ST Engineering Antycip has joined forces with MAK and data analytics firm Cervus to demonstrate the power of its COTS software at the 2021 Army Warfighting Experiment.

The event is the most recent edition of the British Army’s flagship innovation experimentation programme, in partnership with Cervus, a veteran-owned data analytics company. It seeks to build relationships with industry partners to help the army prepare for the technologically advanced warfare of the future.

While 2021 marked the first time ST Engineering Antycip participated in the AWE programme, Cervus has taken part in the annual event since its inception in 2017 (and previously in its predecessor event, the Urban Experiment, or URBEX, series).

Cervus’ head of sales and marketing, Mark Whitehouse, explains the AWE partners’ respective roles: “Antycip brings the simulation engines and the expertise in running large-scale simulated activities; Cervus uses our experience to create the scenarios and metrics to measure performance at the beginning of the activity, then takes all the data created as the activities are run.
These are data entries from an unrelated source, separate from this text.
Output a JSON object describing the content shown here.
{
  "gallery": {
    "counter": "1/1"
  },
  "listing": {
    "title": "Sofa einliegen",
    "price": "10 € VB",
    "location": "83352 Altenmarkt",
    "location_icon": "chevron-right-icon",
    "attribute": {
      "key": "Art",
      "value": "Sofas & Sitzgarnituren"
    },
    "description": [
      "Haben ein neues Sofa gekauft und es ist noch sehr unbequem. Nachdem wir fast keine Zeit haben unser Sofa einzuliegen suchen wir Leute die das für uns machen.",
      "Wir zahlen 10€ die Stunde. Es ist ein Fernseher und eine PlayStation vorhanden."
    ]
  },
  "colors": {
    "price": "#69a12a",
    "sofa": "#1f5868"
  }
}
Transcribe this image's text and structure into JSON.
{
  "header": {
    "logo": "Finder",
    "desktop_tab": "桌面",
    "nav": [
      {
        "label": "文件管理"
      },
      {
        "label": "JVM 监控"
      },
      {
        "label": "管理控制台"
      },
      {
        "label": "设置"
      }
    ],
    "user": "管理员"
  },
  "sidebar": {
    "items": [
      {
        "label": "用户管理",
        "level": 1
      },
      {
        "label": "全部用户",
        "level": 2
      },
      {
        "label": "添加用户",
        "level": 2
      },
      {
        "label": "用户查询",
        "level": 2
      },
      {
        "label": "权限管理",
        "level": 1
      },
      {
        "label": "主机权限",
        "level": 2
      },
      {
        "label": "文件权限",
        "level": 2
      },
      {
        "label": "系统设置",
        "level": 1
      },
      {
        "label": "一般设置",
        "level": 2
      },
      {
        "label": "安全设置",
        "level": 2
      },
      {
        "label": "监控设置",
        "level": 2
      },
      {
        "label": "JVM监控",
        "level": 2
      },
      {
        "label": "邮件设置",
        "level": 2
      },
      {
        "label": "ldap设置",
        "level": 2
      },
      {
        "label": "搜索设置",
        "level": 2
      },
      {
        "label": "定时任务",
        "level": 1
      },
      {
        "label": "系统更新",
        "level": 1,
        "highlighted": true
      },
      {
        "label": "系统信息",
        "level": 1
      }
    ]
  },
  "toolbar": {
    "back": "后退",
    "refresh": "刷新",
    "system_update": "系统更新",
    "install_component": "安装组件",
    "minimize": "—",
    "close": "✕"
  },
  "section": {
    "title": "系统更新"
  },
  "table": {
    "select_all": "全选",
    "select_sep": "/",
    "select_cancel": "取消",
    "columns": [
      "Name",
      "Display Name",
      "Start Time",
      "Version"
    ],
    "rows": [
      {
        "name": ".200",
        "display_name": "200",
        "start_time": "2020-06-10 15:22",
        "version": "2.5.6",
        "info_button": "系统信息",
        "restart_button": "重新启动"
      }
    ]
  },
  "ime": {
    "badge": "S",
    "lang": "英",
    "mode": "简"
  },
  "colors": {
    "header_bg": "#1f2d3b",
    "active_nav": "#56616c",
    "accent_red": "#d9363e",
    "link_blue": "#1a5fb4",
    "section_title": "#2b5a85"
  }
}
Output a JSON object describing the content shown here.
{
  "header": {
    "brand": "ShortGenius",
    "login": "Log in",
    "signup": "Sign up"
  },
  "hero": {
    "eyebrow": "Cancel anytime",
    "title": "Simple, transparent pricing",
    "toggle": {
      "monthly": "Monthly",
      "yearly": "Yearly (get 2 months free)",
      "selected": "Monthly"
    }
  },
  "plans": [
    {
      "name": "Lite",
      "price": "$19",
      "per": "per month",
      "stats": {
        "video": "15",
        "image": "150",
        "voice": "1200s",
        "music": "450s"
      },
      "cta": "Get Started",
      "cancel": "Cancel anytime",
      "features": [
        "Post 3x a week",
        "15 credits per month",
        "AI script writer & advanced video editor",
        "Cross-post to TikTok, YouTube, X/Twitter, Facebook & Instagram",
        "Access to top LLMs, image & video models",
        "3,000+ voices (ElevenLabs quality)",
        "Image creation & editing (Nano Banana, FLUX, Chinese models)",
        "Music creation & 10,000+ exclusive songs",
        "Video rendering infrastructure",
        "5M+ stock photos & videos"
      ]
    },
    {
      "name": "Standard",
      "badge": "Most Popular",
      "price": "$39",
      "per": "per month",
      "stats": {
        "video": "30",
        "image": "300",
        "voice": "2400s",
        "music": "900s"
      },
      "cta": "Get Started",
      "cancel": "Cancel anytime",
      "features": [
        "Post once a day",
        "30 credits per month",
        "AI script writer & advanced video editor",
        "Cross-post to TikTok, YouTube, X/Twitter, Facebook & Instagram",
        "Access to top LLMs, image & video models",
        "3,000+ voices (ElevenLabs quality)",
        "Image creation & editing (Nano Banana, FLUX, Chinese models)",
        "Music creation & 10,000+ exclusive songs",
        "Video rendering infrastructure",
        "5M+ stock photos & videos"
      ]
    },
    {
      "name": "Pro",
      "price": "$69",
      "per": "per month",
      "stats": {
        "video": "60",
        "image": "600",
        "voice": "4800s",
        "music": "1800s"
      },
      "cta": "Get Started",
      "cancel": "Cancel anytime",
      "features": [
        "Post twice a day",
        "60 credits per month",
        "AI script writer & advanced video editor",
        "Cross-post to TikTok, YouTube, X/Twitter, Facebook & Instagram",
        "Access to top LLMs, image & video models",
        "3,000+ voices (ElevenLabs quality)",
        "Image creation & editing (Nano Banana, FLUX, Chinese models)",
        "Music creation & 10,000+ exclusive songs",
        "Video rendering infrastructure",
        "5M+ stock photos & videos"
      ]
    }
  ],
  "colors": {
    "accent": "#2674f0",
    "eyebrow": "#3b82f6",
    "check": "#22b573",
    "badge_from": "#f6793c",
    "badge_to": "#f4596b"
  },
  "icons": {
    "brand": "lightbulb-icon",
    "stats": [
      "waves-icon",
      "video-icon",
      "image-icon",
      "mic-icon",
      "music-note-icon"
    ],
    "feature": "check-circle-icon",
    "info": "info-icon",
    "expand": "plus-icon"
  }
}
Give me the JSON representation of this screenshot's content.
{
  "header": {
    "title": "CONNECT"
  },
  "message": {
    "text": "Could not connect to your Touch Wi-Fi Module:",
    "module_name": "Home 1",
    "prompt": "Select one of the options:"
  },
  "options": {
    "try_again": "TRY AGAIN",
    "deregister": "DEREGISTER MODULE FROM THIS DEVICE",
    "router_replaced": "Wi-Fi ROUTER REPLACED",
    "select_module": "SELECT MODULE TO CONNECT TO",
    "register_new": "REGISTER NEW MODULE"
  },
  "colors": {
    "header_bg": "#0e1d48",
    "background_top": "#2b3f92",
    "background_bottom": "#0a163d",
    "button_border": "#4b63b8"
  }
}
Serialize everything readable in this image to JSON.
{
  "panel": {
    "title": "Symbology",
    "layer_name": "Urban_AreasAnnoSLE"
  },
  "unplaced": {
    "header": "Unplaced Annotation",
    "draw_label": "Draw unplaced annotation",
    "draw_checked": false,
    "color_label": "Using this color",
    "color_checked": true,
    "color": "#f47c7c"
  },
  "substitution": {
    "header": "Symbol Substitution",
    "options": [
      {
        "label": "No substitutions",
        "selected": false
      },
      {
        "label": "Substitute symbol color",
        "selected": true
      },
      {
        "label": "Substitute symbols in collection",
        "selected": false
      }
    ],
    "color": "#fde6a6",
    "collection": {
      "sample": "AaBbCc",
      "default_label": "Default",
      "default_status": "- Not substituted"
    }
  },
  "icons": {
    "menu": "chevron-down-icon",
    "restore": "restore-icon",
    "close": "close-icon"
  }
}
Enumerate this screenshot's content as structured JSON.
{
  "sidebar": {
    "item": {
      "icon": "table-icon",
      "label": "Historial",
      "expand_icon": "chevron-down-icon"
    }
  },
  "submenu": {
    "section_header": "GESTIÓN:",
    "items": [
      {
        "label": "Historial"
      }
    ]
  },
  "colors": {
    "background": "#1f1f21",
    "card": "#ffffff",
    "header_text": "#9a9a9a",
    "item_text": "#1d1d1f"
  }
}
Later, we exploit that data through our AI-powered analytics engine, Hive 2.0, to provide insights and secure an advantage for the front-line user.”

Specifically, the solution shown at AWE combined Hive 2.0 with MAK ONE, MAK Technologies' whole-world synthetic training environment, to show the MoD how the objectives of the British Army’s Collective Training Transformation Programme (CTTP) could be delivered now with commercial off-the-shelf systems (COTS) already on the market. “We were showing how ‘SME to the Three’” – small and medium-sized enterprises, which are subject matter experts, working in a single measurement environment – “could work to generate far bigger effects than the companies that were creating them,” adds Whitehouse.

For ST Engineering Antycip, the Army Warfighting Experiment gave the simulation specialist unprecedented access to end users in a non-programme environment, as well as providing it with a unique audience from which to gather information on the “usability and robustness of products in a real ‘operational’ environment,” explains its UK area manager, Chris Waldron.

ST Engineering’s role at AWE included setting up a distributed training simulation in MAK ONE with live tanks, weapons and soldiers, and connecting into synthetic soldiers and weapons, as well as supporting and engaging on a constructive MAK VR-Forces simulation.